Analytical and numerical investigation of traveling waves for the Allen-Cahn model with relaxation

TL;DR

This paper analyzes traveling wave solutions in a modified Allen-Cahn model incorporating relaxation effects, proving their nonlinear stability through spectral analysis and supporting findings with numerical simulations of wave speed and dynamics.

Contribution

It provides the first proof of nonlinear stability for traveling fronts in the Allen-Cahn model with relaxation, combining spectral analysis with numerical validation.

Findings

Traveling waves exist and are stable in the relaxed Allen-Cahn model.

Wave speed differs from the classical parabolic case, as shown numerically.

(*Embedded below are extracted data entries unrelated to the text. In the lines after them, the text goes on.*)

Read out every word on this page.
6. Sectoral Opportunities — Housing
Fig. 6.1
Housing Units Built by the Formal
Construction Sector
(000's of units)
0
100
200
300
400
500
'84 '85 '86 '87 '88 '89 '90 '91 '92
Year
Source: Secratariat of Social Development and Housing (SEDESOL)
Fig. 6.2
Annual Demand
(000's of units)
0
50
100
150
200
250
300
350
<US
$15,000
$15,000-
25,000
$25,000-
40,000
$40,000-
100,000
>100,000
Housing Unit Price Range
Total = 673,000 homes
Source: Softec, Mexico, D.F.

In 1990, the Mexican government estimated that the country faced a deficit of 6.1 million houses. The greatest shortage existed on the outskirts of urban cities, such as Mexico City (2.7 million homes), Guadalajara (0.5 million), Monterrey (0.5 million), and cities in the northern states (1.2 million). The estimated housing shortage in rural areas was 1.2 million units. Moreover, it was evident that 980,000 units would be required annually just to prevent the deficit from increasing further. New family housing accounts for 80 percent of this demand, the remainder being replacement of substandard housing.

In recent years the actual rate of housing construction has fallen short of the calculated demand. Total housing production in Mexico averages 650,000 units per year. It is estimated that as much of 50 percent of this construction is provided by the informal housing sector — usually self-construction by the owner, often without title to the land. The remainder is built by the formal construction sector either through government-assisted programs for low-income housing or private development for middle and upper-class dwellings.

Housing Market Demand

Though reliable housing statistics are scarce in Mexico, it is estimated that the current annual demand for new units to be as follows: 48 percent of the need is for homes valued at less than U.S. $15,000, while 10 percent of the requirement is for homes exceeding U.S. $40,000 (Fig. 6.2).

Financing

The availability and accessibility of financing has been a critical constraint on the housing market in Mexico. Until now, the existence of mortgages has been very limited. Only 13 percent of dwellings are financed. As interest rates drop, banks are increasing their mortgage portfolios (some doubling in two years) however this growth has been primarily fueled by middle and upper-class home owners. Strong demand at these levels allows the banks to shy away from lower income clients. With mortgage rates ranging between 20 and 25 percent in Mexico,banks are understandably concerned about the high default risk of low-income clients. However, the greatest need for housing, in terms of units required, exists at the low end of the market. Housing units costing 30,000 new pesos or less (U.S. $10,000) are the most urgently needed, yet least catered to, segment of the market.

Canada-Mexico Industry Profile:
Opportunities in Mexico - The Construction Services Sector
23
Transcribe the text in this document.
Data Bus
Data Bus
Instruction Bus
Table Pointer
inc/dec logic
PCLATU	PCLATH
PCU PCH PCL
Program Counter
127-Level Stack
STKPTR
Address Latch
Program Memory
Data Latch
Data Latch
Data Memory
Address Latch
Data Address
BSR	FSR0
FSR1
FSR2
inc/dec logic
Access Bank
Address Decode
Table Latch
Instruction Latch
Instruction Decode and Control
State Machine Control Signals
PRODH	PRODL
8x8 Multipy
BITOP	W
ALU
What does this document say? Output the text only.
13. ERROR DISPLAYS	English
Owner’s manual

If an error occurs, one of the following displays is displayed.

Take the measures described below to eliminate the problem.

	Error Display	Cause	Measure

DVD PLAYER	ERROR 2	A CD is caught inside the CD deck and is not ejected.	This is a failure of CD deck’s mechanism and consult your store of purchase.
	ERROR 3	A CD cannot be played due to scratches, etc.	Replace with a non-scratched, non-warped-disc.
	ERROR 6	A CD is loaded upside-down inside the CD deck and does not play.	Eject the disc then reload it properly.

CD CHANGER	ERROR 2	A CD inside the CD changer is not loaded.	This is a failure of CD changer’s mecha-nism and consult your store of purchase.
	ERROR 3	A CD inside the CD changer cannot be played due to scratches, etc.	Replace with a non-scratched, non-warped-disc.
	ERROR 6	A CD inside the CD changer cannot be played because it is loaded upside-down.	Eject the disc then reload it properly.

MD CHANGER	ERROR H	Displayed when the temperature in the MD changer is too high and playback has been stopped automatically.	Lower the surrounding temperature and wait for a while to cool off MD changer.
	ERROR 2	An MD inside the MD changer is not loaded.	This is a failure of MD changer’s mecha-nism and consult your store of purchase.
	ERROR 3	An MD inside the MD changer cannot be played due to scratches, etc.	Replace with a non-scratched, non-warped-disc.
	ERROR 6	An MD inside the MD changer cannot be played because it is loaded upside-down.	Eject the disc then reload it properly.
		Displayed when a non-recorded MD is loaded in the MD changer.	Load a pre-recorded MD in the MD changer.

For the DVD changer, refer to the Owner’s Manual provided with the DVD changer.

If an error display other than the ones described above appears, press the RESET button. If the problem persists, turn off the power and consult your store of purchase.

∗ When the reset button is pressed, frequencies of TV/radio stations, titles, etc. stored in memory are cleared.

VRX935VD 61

Large perturbations exhibit complex dynamics explored through simulations.

Abstract

A modification of the parabolic Allen-Cahn equation, determined by the substitution of Fick's diffusion law with a relaxation relation of Cattaneo-Maxwell type, is considered. The analysis concentrates on traveling fronts connecting the two stable states of the model, investigating both the aspects of existence and stability. The main contribution is the proof of the nonlinear stability of the wave, as a consequence of detailed spectral and linearized analyses. In addition, numerical studies are performed in order to determine the propagation speed, to compare it to the speed for the parabolic case, and to explore the dynamics of large perturbations of the front.